Griset, however, did not rest its analysis on the fact that an order may be a final judgment in a special proceeding. Rather, it found the order to be a final judgment because the Court of Appeal "implicitly construed [the order] as a final judgment." Laraway, therefore, is the first case to require a party to file a notice of appeal from an order that resolves a section 1064 special proceeding.

Laraway's lesson is clear: If a matter in Superior Court qualifies as a special proceeding under section 1064, an order that resolves the matter and leaves nothing (or only costs) for further determination qualifies as a "judgment" that must be appealed. In particular, Laraway should resolve any existing uncertainty over appeals from Superior Court orders that deny writ petitions.

Reliance on a subsequently filed document, including even a "judgment," will not save an untimely appeal from the order unless the trial court directs the preparation of a judgment or has contemplated further proceedings.

Moreover, if there is any uncertainty about whether a given proceeding counts as a "special proceeding," the safest course is to appeal both that order and any judgment later entered. E.g., MCM Constr. Inc. v. San Francisco, 66 Cal.
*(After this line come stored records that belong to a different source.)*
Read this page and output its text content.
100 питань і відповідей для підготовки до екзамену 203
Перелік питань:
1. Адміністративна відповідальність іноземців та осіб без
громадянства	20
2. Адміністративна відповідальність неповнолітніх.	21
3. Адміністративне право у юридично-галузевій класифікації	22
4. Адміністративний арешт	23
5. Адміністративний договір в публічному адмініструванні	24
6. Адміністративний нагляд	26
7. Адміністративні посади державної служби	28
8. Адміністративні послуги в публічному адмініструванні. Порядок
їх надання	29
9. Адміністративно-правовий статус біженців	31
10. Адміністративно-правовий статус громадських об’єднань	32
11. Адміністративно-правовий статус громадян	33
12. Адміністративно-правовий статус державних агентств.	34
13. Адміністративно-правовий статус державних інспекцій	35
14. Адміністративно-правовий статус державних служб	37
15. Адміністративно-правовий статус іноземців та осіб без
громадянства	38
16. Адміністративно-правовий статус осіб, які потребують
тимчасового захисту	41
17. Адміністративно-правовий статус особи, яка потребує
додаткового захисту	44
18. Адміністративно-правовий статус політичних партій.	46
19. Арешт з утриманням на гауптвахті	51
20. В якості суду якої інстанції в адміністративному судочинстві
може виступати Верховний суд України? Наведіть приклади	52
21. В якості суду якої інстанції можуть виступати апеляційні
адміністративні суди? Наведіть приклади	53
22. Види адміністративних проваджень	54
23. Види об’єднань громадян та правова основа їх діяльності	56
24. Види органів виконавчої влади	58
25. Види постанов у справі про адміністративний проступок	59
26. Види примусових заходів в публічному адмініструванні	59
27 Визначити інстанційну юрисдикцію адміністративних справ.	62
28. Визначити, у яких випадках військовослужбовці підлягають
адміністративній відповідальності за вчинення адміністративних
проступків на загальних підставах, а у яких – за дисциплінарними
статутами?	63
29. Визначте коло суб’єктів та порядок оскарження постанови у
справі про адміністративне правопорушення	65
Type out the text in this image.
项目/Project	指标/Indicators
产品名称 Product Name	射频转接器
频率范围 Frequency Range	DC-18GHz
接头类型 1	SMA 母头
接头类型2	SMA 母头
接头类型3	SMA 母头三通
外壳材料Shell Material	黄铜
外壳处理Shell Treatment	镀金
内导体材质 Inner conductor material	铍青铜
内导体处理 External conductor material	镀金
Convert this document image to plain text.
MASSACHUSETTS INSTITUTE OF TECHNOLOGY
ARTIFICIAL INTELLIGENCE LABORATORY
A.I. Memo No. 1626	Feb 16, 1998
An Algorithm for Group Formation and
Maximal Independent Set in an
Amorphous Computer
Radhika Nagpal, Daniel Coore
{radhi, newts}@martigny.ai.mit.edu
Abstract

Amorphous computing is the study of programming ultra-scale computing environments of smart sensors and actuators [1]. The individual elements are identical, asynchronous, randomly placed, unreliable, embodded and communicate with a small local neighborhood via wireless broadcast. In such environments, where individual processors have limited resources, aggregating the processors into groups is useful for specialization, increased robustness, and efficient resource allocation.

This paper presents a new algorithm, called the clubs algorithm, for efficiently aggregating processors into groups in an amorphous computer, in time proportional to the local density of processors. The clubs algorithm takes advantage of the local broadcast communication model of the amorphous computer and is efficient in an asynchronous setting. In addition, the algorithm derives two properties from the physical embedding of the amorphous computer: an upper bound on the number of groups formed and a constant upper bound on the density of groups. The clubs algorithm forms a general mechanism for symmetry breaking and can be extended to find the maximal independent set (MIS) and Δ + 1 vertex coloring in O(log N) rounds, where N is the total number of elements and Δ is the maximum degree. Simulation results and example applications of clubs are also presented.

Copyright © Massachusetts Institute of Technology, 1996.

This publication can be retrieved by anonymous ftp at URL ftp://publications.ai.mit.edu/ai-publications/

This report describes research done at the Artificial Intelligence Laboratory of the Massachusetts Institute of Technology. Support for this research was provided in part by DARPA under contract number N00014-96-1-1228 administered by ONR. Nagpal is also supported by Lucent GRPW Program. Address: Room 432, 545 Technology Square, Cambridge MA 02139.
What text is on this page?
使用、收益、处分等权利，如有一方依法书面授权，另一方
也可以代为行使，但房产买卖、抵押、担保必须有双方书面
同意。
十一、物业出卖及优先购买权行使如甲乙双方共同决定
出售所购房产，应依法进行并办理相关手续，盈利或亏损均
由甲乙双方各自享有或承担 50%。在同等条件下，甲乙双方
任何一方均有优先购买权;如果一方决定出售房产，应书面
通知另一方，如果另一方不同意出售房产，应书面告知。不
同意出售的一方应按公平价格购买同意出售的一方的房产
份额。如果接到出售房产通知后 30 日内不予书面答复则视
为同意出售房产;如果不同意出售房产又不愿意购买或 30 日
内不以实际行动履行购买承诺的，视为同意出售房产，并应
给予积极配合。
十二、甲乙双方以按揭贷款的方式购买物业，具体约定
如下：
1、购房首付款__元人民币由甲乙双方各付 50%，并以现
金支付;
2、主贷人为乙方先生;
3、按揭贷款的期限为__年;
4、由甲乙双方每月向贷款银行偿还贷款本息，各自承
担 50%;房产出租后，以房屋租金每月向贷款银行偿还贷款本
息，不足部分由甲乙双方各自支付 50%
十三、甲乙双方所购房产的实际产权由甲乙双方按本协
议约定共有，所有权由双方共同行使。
App. 4th 359 (1998) (appeals taken from order denying writ petition and later judgment "in an abundance of caution").

It is far better for one to be chastised by the Court of Appeal for wearing a belt and suspenders (appealing from a nonappealable order and an appealable judgment), than to have one's pants fall down (having to explain to an angry client why the Court of Appeal dismissed the appeal as untimely).